② お世話をされてきた私から、お世話をする私へスイッチを入れ替える
 今まで何度か新人の皆さんは「相手の立場に立つ」という言葉を聞いたことがあるでしょう、では実際そのように動くのはやさしいことでしょうか。その方に能力があるとかないとかではなく、思いの置き所を相手に置けるかどうかで決まると私は理解しています。思いの置き所がしっかり定まると、社内の人・お客様とのコミュニケーションが取りやすくなります。研修の中で簡単に体感してもらっていることを紹介します。

 私が研修参加者に向けてある質問をし、引き続き
「イエスとノーの割合を知りたいので挙手をお願いします。」と言います。
「それでは、まずイエスと思った方、挙手をお願いします。(手を挙げている方の数を探しながら数える)ありがとうございます。次にノーと思った方、挙手をお願いします。(手を挙げている方を探しながらその数を数える)ありがとうございます。」

 これだけのことなのですが、相手の立場に立っての行動かどうかがすぐに分かります。

 私は「割合を知りたい」と理由を伝えていますが、その気持ちを汲み取った仕草をされた方はどちらの会場での新人研修でも0人のことがほとんどです。その場合、「なぜ、もう一度私が同じことを求めると思いますか?一分考えて下さい。それからもう一度同じ質問をします」繰り返し言いますが、教える時は常に『考える』を習慣に出来る人の育成」を頭に入れておいてください。二度目も結果はあまり変わりません。ここで私は、初めて理由の説明をします。

「皆さんの手の挙げ方は指先の位置が頭より低いためと、顔の肌色に近いところに手があるので手を挙げていることが目立ちにくいです。これは相手の立場に立った行動でしょうか。手を頭より上に挙げると、一瞬で分かります。」

もし参加者のアイコンタクトに納得の色を感じられないときは、
「前列の◇◇さん、前に出やすいのでご協力ください。」(なぜ私?手の挙げ方が悪かったからという気持ちを抱かせないために理由を言う)二通りの手の挙げ方を見ていただきます。その結果は一目瞭然です。

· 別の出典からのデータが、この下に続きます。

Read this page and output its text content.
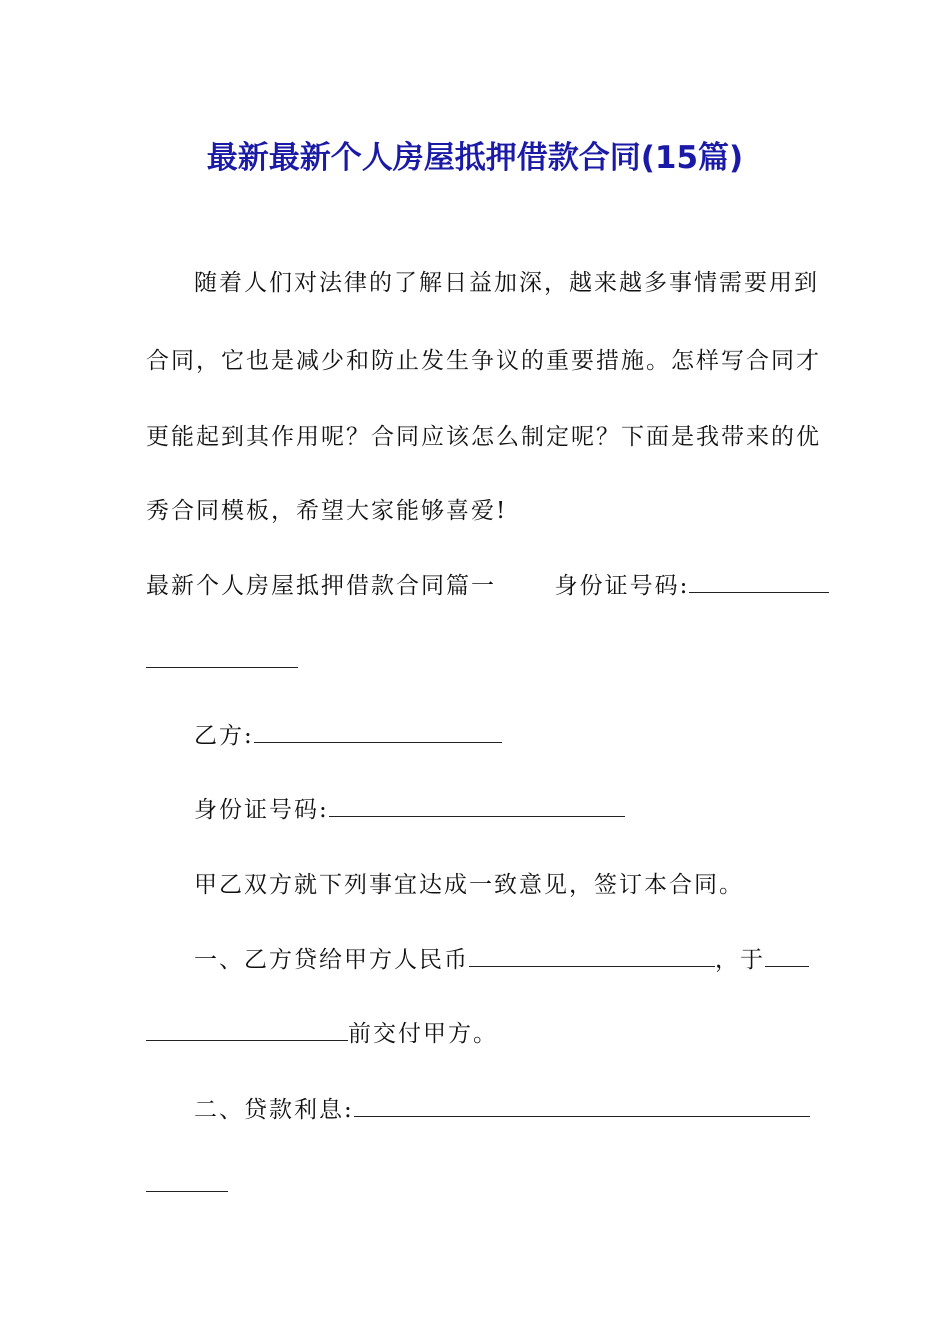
最新最新个人房屋抵押借款合同(15篇)

随着人们对法律的了解日益加深，越来越多事情需要用到

合同，它也是减少和防止发生争议的重要措施。怎样写合同才

更能起到其作用呢？合同应该怎么制定呢？下面是我带来的优

秀合同模板，希望大家能够喜爱!

最新个人房屋抵押借款合同篇一	身份证号码:

乙方:

身份证号码:

甲乙双方就下列事宜达成一致意见，签订本合同。

一、乙方贷给甲方人民币	，于

前交付甲方。

二、贷款利息:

 特に挙手は、誰もが小学校一年生の頃から続けてきているので、「その通りだ」とすぐに理解していただける良い例です。どうぞご指導の時の参考になさってください。さらに皆さんは継続して新人さんのその後に関わるお立場でしょうから、良い変化には具体的に例えば「指先まで神経がゆき届いていますね」、「前より声量が出てきていて活き活き感じます」など『見逃さない』、『聞き逃さない』で誉め言葉を伝えましょう。あなたからの率直な誉め言葉は新人さんが何より喜ばれるでしょう。加えて指導者であるあなたの更なる成長にも必ず繋がり、まさに『一石二鳥』です。